RRW noted the upgrades to their widget, but have they missed a large piece of the puzzle? particularly when fragmentation and decentralisation are becoming all the rage?

The problem is, people belong to different communities for different reasons, and share different things within them – different content being suitable for different communities – everyday becoming more niche in their point of focus and congregation.
So clearly, adding more and more buttons is an unsustainable direction – even providing a search box would seem like a bad idea. What is required is to have detection of the communities that you belong to in the browser, and the standard interface being default when this can’t be detected. The other alternative is to have a community upload section on the share this site which would allow access to emergent communities. The default buttons could then be determined by sharing user defined communities, sharing clicks per page.
This would allow more tailored and relevant niches grow alongside the content relevant to those communities, providing the user with more relevant communities choices on the initial interaction, but also providing content with more targeted and relevant audiences.
As the web expands and online communities grow, it is likely that they will become far more numerous and fragmented (much like media is fragmenting today). The main thing holding back a rapid change to this trend is that currently the tools for building your own social communities still leave a bit to be desired. While Ning provides a great platform for managing your own community, it lacks Facebook connect, which would encourage growth, however, more importantly, it lacks the ability to truly customise to provide tools that solve whatever the issues are that a niche community requires.
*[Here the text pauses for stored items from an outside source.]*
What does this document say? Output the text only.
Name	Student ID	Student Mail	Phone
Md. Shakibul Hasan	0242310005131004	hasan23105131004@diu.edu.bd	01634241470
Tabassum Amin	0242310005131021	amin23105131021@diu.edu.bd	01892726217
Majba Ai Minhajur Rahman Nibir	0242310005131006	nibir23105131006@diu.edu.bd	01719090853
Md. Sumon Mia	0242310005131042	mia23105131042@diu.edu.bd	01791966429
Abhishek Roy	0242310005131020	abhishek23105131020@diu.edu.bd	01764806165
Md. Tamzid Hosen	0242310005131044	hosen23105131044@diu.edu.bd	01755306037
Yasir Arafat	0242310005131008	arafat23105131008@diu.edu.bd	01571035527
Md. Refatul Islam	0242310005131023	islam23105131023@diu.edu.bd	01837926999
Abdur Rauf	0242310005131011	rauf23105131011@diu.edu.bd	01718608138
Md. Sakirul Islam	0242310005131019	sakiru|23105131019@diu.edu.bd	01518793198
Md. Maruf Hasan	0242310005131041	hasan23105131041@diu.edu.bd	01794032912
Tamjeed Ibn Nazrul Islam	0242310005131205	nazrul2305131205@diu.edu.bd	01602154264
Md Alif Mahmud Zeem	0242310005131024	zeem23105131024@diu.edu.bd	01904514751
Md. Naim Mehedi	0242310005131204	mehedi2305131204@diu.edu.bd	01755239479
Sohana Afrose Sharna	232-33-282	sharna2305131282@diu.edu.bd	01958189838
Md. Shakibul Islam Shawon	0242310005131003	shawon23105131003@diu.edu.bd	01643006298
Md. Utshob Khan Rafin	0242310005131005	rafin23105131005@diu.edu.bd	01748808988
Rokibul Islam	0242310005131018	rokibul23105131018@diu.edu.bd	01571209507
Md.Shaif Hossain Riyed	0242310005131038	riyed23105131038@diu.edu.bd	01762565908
There are some things that are universal between communities online, but almost always there is one specification that is unique to that communities needs. Allowing for easy widget integration in these communities would accelerate the growth in niche communities. Open source frameworks that clone Digg are readily available and are providing the basis for many new communities like www.saysthou.com and www.dotnetkicks.com etc.
The reasons for the emergence of communities like this are due to different cultural reasons with each tribe, and due to tribes being victims of their own growth and unable to support egalitarianism. Digg was significantly better when it was young because the Tribe was united with one common cause - remove the need for editors in mainstream media, let users drive the 24hr news cycle. However, as it grew, it became apparent that all users were not equal, as groups of influencers worked in concert, – the disenfranchised left and found new tribes, or went back to old tribes (like www.fark.com where I actually like the editors).

The other solution was for these people to create their own tribes, and to address the issues that made them leave the former. Like Digg addressed the needs of those that left the mainstream media tribe, emergent tribes will address the issues that plagued the one before them in an evolutionary, and Darwinian fashion towards a truly egalitarian framework for the distribution and allocation of power/ influence with respect to a shared ethical framework.